Register a semantic axis mapping globally.

This updates a process-global registry used by all current/future PartitionAxis instances. Mapping values may be: - an attribute name on PartitionAxis (for example "head_axis"), - a literal mesh axis name (for example "tp"), - a tuple/list of either of the above, - or None.

Parameters

semantic_axis – Semantic axis token to register.
axis_rule – Resolution rule for standard/train mode.
generation_axis_rule – Optional explicit rule for generation modes. If omitted and axis_rule maps to a known standard attribute, the corresponding decode attribute mapping is inferred.
override – If False, raises when semantic_axis already exists in built-in or custom maps. Set True to replace existing rules.

replace(**updates)#

Returns a new instance of the dataclass with specified fields updated.

Parameters: **updates – Keyword arguments where keys are field names and values are the new values for those fields.
Returns: A new instance of the dataclass with the updated fields.

resolve_axis(axes: Sequence[str | None], mode: Literal['__autoregressive__', '__prefill__', '__train__', '__insert__']) → list[str | None][source]#

Generates a Axis from a sequence of semantic axis names and a mode.

Maps a sequence of semantic axis name strings (like BATCH, LENGTH) to the actual mesh axis names defined in this PartitionAxis instance, considering the current runtime mode (e.g., training vs. generation).

Parameters

axes – A sequence of semantic axis name strings (e.g., [BATCH, LENGTH, HEAD]) or None (or “_”) for axes that shouldn’t be sharded.
mode – The current operational mode (e.g., MODE_TRAIN, MODE_DECODE) which determines if generation-specific rules should be applied.

Returns

A instance representing the sharding for the given sequence of axes.

Raises

ValueError – If an unknown semantic axis name is encountered or if a resolved axis rule is still NOT_GIVEN (should be caught by _safety_check but included for robustness).
LookupError – If an internal attribute name derived from the semantic map isn’t found in the instance (shouldn’t happen with correct class definition).

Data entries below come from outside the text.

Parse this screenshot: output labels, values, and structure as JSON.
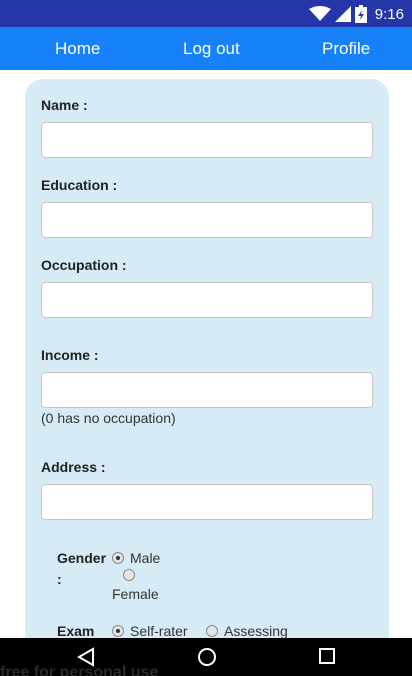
{
  "status_bar": {
    "time": "9:16"
  },
  "nav": {
    "home": "Home",
    "logout": "Log out",
    "profile": "Profile"
  },
  "form": {
    "name_label": "Name :",
    "education_label": "Education :",
    "occupation_label": "Occupation :",
    "income_label": "Income :",
    "income_hint": "(0 has no occupation)",
    "address_label": "Address :",
    "gender_label_line1": "Gender",
    "gender_label_line2": ":",
    "gender_options": [
      "Male",
      "Female"
    ],
    "gender_selected": "Male",
    "exam_label": "Exam",
    "exam_options": [
      "Self-rater",
      "Assessing"
    ],
    "exam_selected": "Self-rater"
  },
  "watermark": "free for personal use",
  "colors": {
    "status_bar": "#2536a8",
    "navbar": "#1681f8",
    "card": "#d6ebf6"
  },
  "icons": {
    "wifi": "wifi-icon",
    "signal": "cell-signal-icon",
    "battery": "battery-icon",
    "back": "back-triangle-icon",
    "home": "home-circle-icon",
    "recents": "recents-square-icon"
  }
}
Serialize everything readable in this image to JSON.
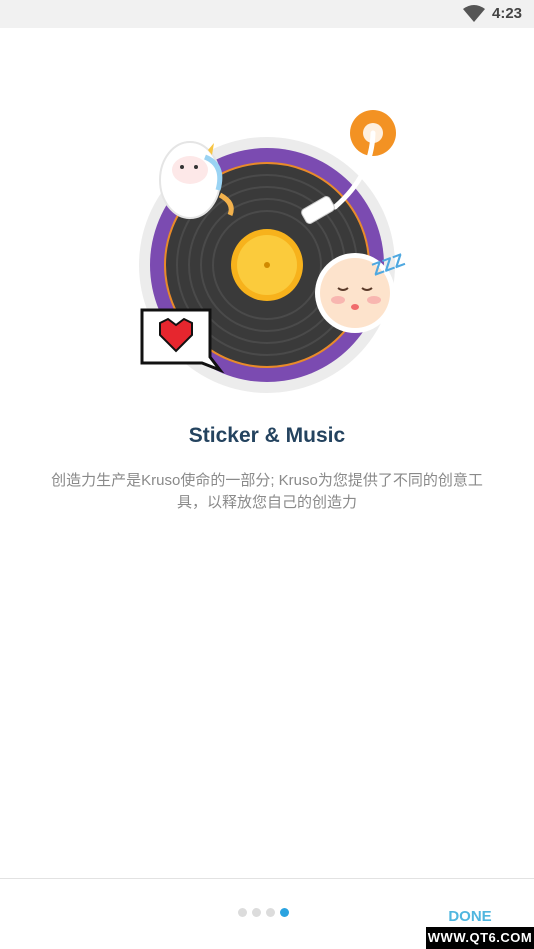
{
  "status_bar": {
    "time": "4:23",
    "wifi_icon": "wifi-icon"
  },
  "slide": {
    "title": "Sticker & Music",
    "description": "创造力生产是Kruso使命的一部分; Kruso为您提供了不同的创意工具，以释放您自己的创造力",
    "illustration_icons": [
      "vinyl-record-icon",
      "unicorn-sticker-icon",
      "baby-sleeping-sticker-icon",
      "pixel-heart-bubble-icon",
      "tonearm-icon"
    ],
    "sleep_text": "ZZZ"
  },
  "pager": {
    "total": 4,
    "current": 4
  },
  "footer": {
    "done_label": "DONE"
  },
  "watermark": "WWW.QT6.COM",
  "colors": {
    "title": "#24435f",
    "accent": "#4fb6df",
    "active_dot": "#2aa3e0",
    "record_ring": "#7b4bb1",
    "record_label": "#f7b21c",
    "tonearm_base": "#f39223"
  }
}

resolve_spec(axes: Sequence[str | None], mode: Literal['__autoregressive__', '__prefill__', '__train__', '__insert__']) → P[source]#

Generates a PartitionSpec from a sequence of semantic axis names and a mode.

Maps a sequence of semantic axis name strings (like BATCH, LENGTH) to the actual mesh axis names defined in this PartitionAxis instance, considering the current runtime mode (e.g., training vs. generation).

Parameters

axes – A sequence of semantic axis name strings (e.g., [BATCH, LENGTH, HEAD]) or None (or “_”) for axes that shouldn’t be sharded.
mode – The current operational mode (e.g., MODE_TRAIN, MODE_DECODE) which determines if generation-specific rules should be applied.

Returns

A jax.sharding.PartitionSpec instance representing the sharding for the given sequence of axes.

Raises

ValueError – If an unknown semantic axis name is encountered or if a resolved axis rule is still NOT_GIVEN (should be caught by _safety_check but included for robustness).
LookupError – If an internal attribute name derived from the semantic map isn’t found in the instance (shouldn’t happen with correct class definition).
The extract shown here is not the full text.